Özellikle tarımsal sulama alanlarında, damla sulama sistemleri gibi su tasarrufu sağlayan yöntemler uygulanarak, daha az su ile daha fazla verim elde etmek mümkün olabilir. Geçici çözümler yerine, kalıcı su yönetimi projelerinin hayata geçirilmesi elzemdir. Son gelişmeler ışığında, barajlar ve su kaynakları üzerindeki baskının azaltılması için harekete geçilmelidir. Unutulmamalıdır ki, su, canlıların yaşaması için en temel ihtiyaçtır. Bu noktada alınacak tedbirlerin her zamankinden daha acil hale geldiği uzmanlar tarafından sıkça vurgulanmaktadır.

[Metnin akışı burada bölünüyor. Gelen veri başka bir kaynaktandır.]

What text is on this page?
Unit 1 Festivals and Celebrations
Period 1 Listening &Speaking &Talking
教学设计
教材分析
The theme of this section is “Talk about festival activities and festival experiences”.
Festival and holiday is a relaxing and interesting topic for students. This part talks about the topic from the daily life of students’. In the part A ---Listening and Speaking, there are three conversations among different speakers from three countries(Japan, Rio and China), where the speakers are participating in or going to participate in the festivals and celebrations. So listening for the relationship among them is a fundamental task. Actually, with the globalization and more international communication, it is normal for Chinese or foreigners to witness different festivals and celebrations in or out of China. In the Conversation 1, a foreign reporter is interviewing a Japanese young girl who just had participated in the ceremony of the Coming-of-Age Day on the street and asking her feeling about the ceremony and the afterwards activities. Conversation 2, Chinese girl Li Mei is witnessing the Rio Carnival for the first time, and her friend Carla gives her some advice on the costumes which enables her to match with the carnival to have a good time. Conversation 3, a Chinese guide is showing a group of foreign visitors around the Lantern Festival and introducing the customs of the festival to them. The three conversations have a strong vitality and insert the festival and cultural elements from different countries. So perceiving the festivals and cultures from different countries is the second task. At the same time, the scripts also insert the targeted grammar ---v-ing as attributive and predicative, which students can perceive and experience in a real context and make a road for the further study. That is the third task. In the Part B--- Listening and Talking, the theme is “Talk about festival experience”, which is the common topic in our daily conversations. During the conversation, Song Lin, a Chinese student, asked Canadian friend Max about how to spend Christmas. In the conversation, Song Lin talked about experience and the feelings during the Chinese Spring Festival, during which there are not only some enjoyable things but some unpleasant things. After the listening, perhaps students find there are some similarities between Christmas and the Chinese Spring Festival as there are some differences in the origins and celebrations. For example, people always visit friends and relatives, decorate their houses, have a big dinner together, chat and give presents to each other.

Sonuç olarak, Türkiye son 65 yılın en kurak dönemlerinden birini yaşarken, bazı barajların kuruma tehlikesi ile karşı karşıya olması, toplumun genelini etkileyecek bir durumdur. Hem doğanın korunması hem de insanlar için yaşamsal önemde olan suyu tasarruflu bir şekilde kullanmak, bu durumdan kurtulmanın anahtarıdır. Gerçekleştirilecek önlemler ve yapılacak bilinçlendirme çalışmaları ile, su kaynaklarımızı gelecek nesillere sağlıklı bir şekilde devretmek mümkündür.